As the torrential rains in Chennai continued for the fourth straight day, with power and telephone lines down in many areas owing to flooding, Facebook's Safety Check feature would allow people to mark themselves as "safe" from the floods, Time reported.
The feature, which debuted in October 2014, allows Facebook to ask users whether they're safe if located near a natural disaster. A click or tap on the "I'm Safe" button lets friends and loved ones know straight away. Users can also check to see whether their friends are safe too.
Facebook's Safety Check feature has now been deployed on several occasions, the most recent being last month's terrorist attacks in Paris. Fundraising campaigns are also afoot on social networking websites.
"Help us get food and other essentials to those stranded in Chennai due to floods," reads a link shared by a Facebook user, Satish Sabapathi. "Here is little something we can do to our brothers and sisters in Chennai. The fundraisers are doing an amazing job of providing food and basic support to all the affected people.

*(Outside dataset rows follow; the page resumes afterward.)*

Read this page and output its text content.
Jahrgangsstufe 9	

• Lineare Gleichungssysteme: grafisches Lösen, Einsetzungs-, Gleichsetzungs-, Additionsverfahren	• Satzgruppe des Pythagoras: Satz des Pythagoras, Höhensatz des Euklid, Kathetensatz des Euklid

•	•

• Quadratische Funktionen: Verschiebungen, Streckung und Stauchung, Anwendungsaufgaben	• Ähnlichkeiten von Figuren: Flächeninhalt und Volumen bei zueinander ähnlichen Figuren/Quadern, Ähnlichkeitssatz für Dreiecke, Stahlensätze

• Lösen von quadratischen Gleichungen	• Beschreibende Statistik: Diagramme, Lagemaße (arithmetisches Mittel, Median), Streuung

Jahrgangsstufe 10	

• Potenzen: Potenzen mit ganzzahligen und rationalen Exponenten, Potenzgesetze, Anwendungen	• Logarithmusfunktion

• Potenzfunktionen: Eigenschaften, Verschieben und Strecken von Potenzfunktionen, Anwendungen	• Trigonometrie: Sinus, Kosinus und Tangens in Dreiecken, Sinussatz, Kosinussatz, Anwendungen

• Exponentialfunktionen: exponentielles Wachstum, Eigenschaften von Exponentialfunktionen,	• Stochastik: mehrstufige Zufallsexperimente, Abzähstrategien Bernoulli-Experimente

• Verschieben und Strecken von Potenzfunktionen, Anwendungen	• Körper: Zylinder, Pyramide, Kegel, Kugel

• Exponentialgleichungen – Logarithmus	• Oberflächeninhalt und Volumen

Let's give our share of support my dear friends," says Sabapathi is a post. Zahid Ali, another Facebook user from Kanchipuram in Tamil Nadu, was all praise for social media. "Thanks for social media [like] Facebook for helping the people [stranded] in the Chennai flooding," his post says.

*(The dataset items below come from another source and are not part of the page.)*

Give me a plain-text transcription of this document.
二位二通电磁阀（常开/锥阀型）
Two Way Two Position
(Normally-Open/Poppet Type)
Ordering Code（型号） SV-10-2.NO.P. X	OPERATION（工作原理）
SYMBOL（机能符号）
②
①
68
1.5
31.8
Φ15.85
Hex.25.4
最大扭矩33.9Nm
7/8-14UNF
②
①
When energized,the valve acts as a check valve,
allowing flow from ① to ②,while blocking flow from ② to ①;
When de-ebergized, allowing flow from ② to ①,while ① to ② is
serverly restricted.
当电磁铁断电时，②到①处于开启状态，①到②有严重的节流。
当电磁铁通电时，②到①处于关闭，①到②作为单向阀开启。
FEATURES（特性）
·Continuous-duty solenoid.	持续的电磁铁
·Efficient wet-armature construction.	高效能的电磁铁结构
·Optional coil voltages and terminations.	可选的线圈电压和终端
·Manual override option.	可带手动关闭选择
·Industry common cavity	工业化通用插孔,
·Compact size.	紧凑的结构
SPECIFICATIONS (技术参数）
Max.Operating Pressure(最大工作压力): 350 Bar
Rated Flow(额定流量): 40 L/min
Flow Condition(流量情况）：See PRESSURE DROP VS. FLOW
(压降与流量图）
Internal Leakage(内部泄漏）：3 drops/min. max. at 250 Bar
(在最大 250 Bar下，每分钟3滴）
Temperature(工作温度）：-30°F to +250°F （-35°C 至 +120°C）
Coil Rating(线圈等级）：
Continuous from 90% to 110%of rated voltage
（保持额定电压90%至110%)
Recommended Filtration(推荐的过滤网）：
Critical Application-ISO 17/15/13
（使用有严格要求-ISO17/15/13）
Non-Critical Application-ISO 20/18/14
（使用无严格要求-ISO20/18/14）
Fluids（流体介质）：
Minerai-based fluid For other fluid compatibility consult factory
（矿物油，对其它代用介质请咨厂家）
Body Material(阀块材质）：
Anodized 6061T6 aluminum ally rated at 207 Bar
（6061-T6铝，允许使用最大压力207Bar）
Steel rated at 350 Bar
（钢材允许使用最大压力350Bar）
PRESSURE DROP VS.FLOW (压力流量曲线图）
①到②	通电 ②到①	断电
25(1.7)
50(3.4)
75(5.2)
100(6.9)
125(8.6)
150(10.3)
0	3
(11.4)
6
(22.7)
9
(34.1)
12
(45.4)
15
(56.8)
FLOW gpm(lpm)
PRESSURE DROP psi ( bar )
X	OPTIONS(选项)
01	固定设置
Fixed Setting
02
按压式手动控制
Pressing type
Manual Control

In an effort to provide all critical information related to floods in the city at one place, Google has created the Crisis Response tool -- "South India Flooding" -- which enables users access to emergency helpline numbers, crowdsourced list of places and people offering shelter, map of crowdsourced flooded streets and other such important information.
It also offers important tweets, updated news and videos on Chennai floods. The torrential rains in Chennai have impacted normal life, with millions struggling to cope with lack of basic necessities on Thursday.
Floods caused by the heaviest rains in some 100 years have kept the city under a sheet of water, leaving 269 people dead. Many people were stranded in their homes, with the army and air force deployed for rescue operations across the city.